In der Stille des Erfolgs: Verlorene Sehnsüchte
Die Lichter der Stadt blinzelten ihr durch große Glasfenster zu. Sie blickte von ihrem Laptop auf. Unter ihr tausende von Menschen, ihre gehetzten Gespräche auch von oben sichtbar, unterstrichen durch wildes Gestikulieren der Autofahrer auf der befüllten Kreuzung. Sie seufzte. Das Minikleid über ihre Schenkel streichend, stand sie auf. Ihre Stöckelschuhe hallten auf dem kalten Boden ihres Apartments.
Sie setzte sich, der kalte Ton in ihrem Kopf nun verklungen, schaffte ihr klare Sicht auf die Benachrichtigung, grell an der Ecke des Bildschirms erscheinend.
Ein neuer Gewinn.
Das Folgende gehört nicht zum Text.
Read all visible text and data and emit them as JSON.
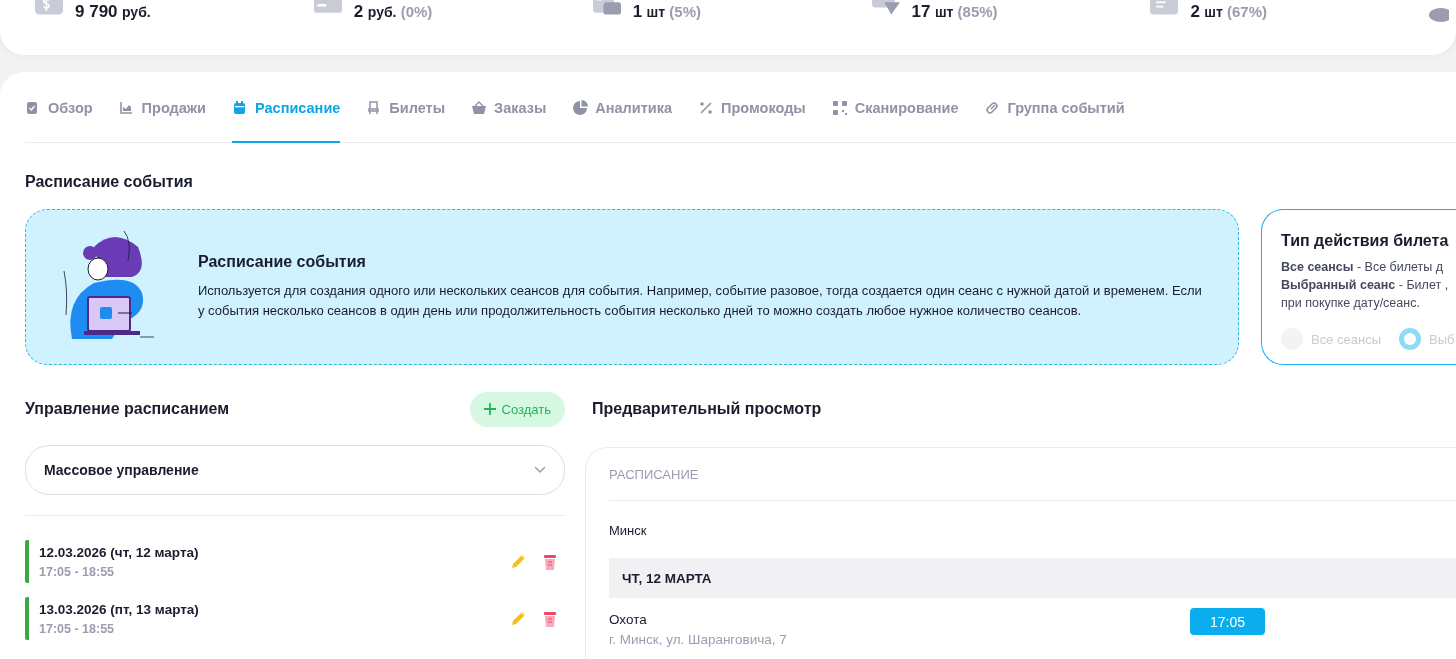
{
  "stats": [
    {
      "amount": "9 790",
      "unit": "руб."
    },
    {
      "amount": "2",
      "unit": "руб.",
      "percent": "(0%)"
    },
    {
      "amount": "1",
      "unit": "шт",
      "percent": "(5%)"
    },
    {
      "amount": "17",
      "unit": "шт",
      "percent": "(85%)"
    },
    {
      "amount": "2",
      "unit": "шт",
      "percent": "(67%)"
    }
  ],
  "tabs": [
    {
      "label": "Обзор",
      "selected": false
    },
    {
      "label": "Продажи",
      "selected": false
    },
    {
      "label": "Расписание",
      "selected": true
    },
    {
      "label": "Билеты",
      "selected": false
    },
    {
      "label": "Заказы",
      "selected": false
    },
    {
      "label": "Аналитика",
      "selected": false
    },
    {
      "label": "Промокоды",
      "selected": false
    },
    {
      "label": "Сканирование",
      "selected": false
    },
    {
      "label": "Группа событий",
      "selected": false
    }
  ],
  "section_title": "Расписание события",
  "info": {
    "title": "Расписание события",
    "text": "Используется для создания одного или нескольких сеансов для события. Например, событие разовое, тогда создается один сеанс с нужной датой и временем. Если у события несколько сеансов в один день или продолжительность события несколько дней то можно создать любое нужное количество сеансов."
  },
  "ticket_type": {
    "title": "Тип действия билета",
    "lines": [
      "**Все сеансы** - Все билеты д",
      "**Выбранный сеанс** - Билет ,",
      "при покупке дату/сеанс."
    ],
    "disabled": true,
    "options": [
      {
        "label": "Все сеансы",
        "selected": false
      },
      {
        "label": "Выб",
        "selected": true
      }
    ]
  },
  "management": {
    "title": "Управление расписанием",
    "create_button": "Создать",
    "bulk_select": "Массовое управление",
    "sessions": [
      {
        "date": "12.03.2026 (чт, 12 марта)",
        "time": "17:05 - 18:55"
      },
      {
        "date": "13.03.2026 (пт, 13 марта)",
        "time": "17:05 - 18:55"
      }
    ]
  },
  "preview": {
    "title": "Предварительный просмотр",
    "heading": "РАСПИСАНИЕ",
    "city": "Минск",
    "day": "ЧТ, 12 МАРТА",
    "venue": "Охота",
    "address": "г. Минск, ул. Шаранговича, 7",
    "times": [
      "17:05"
    ]
  }
}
Ein weiteres Zeichen von Anerkennung durch ihre Agentur. Ihr Kopf kippte nach hinten und ihre Gedanken kreisten. Sie hatte alles erreicht. Ihre Zukunft war zu ihrem Jetzt geworden. Zu ihrem Heute, hier an diesem Tisch.
Warum also fühlte sich dieser Raum so leer an? Wo war die Euphorie geblieben, die sie in den letzten Tagen bei ihren Zielen verfolgt hatte? Das Einzige, was sie nun begleitete, war die heranwachsende Dunkelheit, die sich aus der Ecke des Raumes bis über die Fenster ausgebreitet hatte. Leise hatte es ihre ganze Welt verschwommen und ihre nächsten Schritte zu einem großen, grauen Fleck aufgelöst.
Es gab kein Weiter mehr. Es gab auch kein Ende. Ihre Träume hatten bis zu diesem Zeitpunkt immer einen Weg vorgeschlagen, dem sie sturköpfig gefolgt war. Jetzt stand sie einfach da.
Ihr Wunsch für Menschen von Bedeutung zu sein, war eine alltägliche Aufgabe geworden mit wöchentlicher Abgabe.
Doch auch das war in dem Chaos ihrer Klienten verloren gegangen. Sie war zu einem weiteren Teil vieler Produktionen geworden, was sie nicht weiter störte. Doch sie hatte erwartet, dass ihre Ziele höher waren, als der 5. Stock ihrer Wohnung, in welchem sie langsam in ihrem Stuhl herabsank.
Die Agentur brachte ihr gutes Geld, weitere Aufgaben und fließende Tage. Doch ihr Höhepunkt war schon da gewesen und sie hatte ihm nur zugewunken und mit anderen Freuden vorbeiziehen lassen.
Den Alltag mit müdem Lächeln begegnend hielt sie ihren Körper aufrecht und das Wissen in ihrem Kopf bereit. Wartend auf einen weiteren Moment der Anerkennung.
An einsamen Abenden wurde es zu dröhnenden Gedanken und salzigen Tränen in ihrem Mund.
Noch immer wurden die Fenster grauer und die Post vor ihrer Tür stapelte sich. Die Farben des Laptops verblendeten, bis sie ganz vom Stuhl hinabrutschte, auf den Boden fiel.
Noch immer sammelten sich Menschen vor dem Zebrastreifen, hupende Autos wurden nicht weniger. Nach einer Woche war sie noch immer am Leben, aber ihr Verstand wurde von der Schwärze in vielen kleinen Stücken verschluckt.
Sie meinte sie konnte sich nicht um sich kümmern.
Bis sie aufstehen, den Kühlschrank öffnen musste. Bis der letzte Teil ihres Verstandes versprach, dass das Leben weitergeht.
So ging sie zu ihrem Job, nahm ihren Alltag wieder auf.
Bis sie sich auf den harten Boden über den Wandel der Großstadt legte und von Tag zu Tag mehr in die Dunkelheit sinnierte.